Untuk memelihara situs-situs megalith itu, Pemerintah Provinsi Sulawesi Tengah pernah mendapat bantuan dana hibah sebesar lebih Rp700 juta dari Pemerintah Amerika Serikat. Bantuan itu disalurkan melalui USAID dan diperuntukkan pada tiga program, yakni pelestarian, pelatihan masyarakat, dan pengawasan situs megalith.

BRANDING

Negeri Seribu Megalith itu dibranding saat pelaksanaan Festival Danau Poso, Oktober 2022 lalu. Kepala Dinas Pariwisata Sulteng, Diah Agustiningsih yang bilang itu saat wawancara dengan ara wartawan.

“Pemerintah Provinsi Suleng sedang membranding Kabupaten Poso sebagai Negeri 1000 Megalith,” ujarnya.

Situs megalitik sendiri, kata Kadis Pariwisata, merupakan situs peninggalan sejarah dunia dan merupakan situs Megalitik Tertua yang ada di Indonesia. Tempat situs ini tercatat hanya ada dua di Dunia, yakni di Indonesia dan Pulau Paskah di Samudera pasifik.

Tak heran, pada Festival Danau Poso 2022 kemarin, menjadi ajang promosi Negeri Seribu Megalith. Gubernur Rusdy Mastura kemudian menjadi speaker itu di mana-mana. Saat memberikan pidato pada Gala Dinner dan Pembukaan Munas XI KAHMI 24 November, Gubernur Cudy juga mempidatokan itu, dan mendapat tepuk tangan riuh hadirin.

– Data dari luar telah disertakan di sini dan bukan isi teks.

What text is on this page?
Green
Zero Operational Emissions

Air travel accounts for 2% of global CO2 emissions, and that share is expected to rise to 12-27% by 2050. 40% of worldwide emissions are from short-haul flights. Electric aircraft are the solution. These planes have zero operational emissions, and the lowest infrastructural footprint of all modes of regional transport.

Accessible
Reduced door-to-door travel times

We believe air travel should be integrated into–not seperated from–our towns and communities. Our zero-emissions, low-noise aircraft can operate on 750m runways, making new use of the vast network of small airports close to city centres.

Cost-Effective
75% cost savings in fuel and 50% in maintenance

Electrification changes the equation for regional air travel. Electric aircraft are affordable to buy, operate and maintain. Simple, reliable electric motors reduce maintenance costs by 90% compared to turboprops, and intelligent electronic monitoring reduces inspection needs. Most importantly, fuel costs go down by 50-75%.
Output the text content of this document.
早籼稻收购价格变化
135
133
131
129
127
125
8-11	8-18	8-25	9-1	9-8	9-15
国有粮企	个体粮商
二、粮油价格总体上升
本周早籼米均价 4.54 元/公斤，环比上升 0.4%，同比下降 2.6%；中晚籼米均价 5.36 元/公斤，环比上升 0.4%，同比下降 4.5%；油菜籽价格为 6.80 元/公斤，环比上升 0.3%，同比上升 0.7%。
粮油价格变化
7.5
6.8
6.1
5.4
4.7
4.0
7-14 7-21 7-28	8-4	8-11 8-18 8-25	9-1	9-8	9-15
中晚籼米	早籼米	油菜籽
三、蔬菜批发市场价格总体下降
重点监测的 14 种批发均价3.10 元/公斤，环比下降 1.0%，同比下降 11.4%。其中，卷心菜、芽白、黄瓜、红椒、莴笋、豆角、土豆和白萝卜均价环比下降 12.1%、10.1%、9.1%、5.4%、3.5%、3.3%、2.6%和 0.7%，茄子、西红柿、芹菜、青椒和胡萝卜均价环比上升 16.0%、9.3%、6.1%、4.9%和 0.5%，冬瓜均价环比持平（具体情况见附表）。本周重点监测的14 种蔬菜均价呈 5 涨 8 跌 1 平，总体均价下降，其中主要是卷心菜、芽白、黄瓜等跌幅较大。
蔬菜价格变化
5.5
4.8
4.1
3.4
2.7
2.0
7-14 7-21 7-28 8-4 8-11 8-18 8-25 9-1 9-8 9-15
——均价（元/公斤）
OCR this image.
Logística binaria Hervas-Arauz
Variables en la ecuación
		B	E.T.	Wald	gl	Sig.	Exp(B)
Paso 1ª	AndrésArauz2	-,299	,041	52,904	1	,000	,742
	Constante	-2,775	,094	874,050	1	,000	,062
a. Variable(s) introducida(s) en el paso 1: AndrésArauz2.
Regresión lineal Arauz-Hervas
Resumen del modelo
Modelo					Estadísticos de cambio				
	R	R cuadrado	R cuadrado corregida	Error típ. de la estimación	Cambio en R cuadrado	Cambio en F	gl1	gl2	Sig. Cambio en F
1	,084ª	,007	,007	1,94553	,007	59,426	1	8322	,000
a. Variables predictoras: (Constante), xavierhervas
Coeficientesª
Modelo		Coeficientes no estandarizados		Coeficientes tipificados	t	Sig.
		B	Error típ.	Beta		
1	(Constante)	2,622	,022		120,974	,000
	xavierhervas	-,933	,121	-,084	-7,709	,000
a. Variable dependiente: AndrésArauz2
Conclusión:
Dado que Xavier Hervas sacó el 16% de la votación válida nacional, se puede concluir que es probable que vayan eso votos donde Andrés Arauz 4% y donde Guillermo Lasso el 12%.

KAMPANYE RIVAL PALLO REGGAE

Tana to Kaili, tana ntovea, tanaku rivivintasi, toraku ranga, tanaku reme bula, toraku ranga, tana to Kaili, nemo ragero, rapobalu miu, riumba raramu

(tanahku Kaili—etnis asli Sulawesi Tengah– tanahku sayang, tanahku di dekat pantai, kan ku ingat selalu, tanah disinari terangnya bulan, kan ku ingat selalu, tanahku Kaili, jangan kau rusaki, jangan kau jual, di mana hatimu?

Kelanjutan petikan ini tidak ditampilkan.